Nach anfänglich kräftigen Verlusten im Vergleich zum japanischen Yen holte der US-Dollar die Kohlen raus und sprang in einer unnachahmlichen Art und Weise auf den höchsten Stand seit einer Woche (112,68). Das Vorwochenhoch bei 112,72 hat das Paar zwar noch nicht gepackt – bei einer solch dynamischen Kursreaktion an einer Schlüsselunterstützung bestehend aus der 200-Stunden-Linie und dem jüngsten Ausbruchsniveau zwischen 111,70 bis 111,60 ist das aber nur noch eine Frage der Zeit bis auch dieser Widerstand fällt.

 

Nach der Veröffentlichung der US-Daten, die im Einklang mit den Konsensschätzungen standen, kollabierte das Paar zunächst auf 111,73. Auftrieb gaben dem US-Dollar dann aber der raketenhafte Anstieg des wichtigsten amerikanischen Aktienindex in Form des Dow Jones.
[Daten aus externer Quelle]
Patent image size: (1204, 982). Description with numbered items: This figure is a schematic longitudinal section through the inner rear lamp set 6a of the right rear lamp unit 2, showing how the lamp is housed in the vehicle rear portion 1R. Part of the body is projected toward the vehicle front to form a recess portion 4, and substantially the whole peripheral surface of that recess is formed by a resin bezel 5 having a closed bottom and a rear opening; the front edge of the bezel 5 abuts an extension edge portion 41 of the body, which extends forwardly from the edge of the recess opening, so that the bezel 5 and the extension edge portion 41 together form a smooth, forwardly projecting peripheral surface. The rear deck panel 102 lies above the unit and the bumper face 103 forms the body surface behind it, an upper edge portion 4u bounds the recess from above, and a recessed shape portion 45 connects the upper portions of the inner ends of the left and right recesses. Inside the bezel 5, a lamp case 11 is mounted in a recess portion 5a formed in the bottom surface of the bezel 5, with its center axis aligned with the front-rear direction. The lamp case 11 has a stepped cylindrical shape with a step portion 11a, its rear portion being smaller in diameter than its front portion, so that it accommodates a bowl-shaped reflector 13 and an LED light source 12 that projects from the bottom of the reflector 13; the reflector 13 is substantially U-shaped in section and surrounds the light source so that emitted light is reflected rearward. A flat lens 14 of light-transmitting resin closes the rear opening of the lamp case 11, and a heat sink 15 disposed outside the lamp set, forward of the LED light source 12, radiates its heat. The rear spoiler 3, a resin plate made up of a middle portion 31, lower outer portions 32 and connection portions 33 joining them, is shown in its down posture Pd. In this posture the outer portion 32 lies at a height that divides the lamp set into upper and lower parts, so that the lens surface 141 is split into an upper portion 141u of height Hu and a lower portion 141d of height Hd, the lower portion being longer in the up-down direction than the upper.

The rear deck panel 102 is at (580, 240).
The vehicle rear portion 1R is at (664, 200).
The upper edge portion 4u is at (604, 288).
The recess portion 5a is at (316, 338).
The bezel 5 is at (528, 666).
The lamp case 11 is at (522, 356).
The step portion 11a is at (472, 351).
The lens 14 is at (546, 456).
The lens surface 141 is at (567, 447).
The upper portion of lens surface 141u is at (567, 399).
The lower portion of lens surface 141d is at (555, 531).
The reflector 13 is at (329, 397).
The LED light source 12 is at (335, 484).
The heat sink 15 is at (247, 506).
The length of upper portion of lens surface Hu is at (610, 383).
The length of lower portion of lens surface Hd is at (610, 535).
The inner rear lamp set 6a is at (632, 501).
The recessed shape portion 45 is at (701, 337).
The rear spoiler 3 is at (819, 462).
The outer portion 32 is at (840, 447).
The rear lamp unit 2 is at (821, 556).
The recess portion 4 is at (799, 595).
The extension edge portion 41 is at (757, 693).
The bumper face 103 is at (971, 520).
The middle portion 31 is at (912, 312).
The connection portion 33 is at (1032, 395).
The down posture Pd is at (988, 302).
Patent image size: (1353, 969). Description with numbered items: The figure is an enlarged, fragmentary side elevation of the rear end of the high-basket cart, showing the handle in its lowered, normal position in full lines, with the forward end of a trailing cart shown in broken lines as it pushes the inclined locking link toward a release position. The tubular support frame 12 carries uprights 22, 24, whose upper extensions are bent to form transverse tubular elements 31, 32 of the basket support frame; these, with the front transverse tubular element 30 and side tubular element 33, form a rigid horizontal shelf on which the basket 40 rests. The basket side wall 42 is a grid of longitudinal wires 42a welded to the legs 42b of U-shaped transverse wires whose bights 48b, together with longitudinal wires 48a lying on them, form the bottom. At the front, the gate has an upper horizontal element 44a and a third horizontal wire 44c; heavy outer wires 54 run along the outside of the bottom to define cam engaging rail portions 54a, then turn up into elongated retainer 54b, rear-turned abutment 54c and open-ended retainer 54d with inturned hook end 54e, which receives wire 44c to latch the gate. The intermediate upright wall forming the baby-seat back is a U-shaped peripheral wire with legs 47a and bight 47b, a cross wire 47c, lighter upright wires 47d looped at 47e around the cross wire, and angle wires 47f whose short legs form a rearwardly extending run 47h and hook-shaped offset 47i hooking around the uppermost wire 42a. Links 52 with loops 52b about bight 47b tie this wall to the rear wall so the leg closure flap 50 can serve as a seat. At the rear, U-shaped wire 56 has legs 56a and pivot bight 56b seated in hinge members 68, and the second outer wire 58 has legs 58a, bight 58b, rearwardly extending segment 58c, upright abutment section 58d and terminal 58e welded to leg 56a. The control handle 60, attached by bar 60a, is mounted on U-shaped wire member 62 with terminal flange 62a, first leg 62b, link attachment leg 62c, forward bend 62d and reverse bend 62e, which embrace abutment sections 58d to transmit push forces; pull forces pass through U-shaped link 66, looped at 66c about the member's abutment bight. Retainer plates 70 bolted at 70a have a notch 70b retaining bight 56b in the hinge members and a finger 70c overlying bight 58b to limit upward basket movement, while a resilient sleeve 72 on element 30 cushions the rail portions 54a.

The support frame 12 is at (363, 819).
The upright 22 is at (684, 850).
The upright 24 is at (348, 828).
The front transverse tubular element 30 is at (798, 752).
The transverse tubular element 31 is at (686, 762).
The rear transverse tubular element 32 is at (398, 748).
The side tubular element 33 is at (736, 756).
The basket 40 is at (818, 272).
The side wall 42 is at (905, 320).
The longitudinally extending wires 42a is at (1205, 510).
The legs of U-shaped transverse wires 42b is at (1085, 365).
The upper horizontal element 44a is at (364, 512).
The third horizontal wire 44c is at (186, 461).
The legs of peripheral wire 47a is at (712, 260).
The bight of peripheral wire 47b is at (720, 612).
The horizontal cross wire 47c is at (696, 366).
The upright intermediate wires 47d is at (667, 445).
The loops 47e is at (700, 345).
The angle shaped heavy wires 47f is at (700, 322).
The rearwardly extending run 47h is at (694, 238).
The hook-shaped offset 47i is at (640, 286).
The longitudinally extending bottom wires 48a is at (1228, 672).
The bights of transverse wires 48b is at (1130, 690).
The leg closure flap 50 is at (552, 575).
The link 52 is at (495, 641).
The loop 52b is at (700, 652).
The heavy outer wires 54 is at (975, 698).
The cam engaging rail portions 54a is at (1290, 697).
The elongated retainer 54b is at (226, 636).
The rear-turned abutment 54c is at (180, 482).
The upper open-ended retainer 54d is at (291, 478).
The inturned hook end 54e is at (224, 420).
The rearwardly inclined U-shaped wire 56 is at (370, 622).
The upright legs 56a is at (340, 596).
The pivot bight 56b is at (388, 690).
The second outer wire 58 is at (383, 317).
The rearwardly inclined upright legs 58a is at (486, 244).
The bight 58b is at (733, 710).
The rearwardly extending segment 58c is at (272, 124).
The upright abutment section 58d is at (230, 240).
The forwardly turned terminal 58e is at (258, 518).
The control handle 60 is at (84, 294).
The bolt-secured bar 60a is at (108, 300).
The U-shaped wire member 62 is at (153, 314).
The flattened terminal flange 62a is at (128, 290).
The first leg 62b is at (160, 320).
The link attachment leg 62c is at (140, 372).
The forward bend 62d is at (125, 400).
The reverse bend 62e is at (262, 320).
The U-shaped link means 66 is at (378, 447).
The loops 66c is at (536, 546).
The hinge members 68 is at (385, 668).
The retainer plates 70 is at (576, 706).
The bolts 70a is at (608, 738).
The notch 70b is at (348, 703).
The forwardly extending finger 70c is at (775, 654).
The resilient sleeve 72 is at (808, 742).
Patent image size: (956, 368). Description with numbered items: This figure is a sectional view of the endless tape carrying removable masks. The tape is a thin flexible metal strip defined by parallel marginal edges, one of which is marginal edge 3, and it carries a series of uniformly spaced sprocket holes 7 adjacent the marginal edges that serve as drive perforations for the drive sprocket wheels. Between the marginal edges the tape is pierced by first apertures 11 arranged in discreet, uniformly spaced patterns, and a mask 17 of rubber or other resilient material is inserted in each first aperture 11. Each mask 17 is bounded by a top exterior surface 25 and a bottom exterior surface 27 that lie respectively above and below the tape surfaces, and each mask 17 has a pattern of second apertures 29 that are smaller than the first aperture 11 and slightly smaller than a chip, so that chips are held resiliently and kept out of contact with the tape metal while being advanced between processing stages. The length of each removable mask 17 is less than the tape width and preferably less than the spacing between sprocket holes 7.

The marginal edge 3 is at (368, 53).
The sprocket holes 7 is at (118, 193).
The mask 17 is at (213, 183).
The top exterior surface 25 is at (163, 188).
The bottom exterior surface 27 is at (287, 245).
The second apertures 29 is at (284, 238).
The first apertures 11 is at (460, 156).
Er kletterte um 350 Punkte und markierte damit ein neues Rekordhoch. Aber auch steigende US-Anleiherenditen gaben dem Greenback die nötige Kraft, um sich von den Tiefs zu lösen und ein Comeback zu feiern, das seinesgleichen sucht.

 

Bei einem Sprung zurück über das Vorwochenhoch bei 112,72 eröffnet sich die Tür für einen Anstieg über die psychologisch wichtige Marke von 113,00. Danach rückt der kritische Chartwiderstand bei rund 114,40 in den Fokus. Spätestens hier dürfte es zu einem Kampf zwischen Bulle und Bär kommen.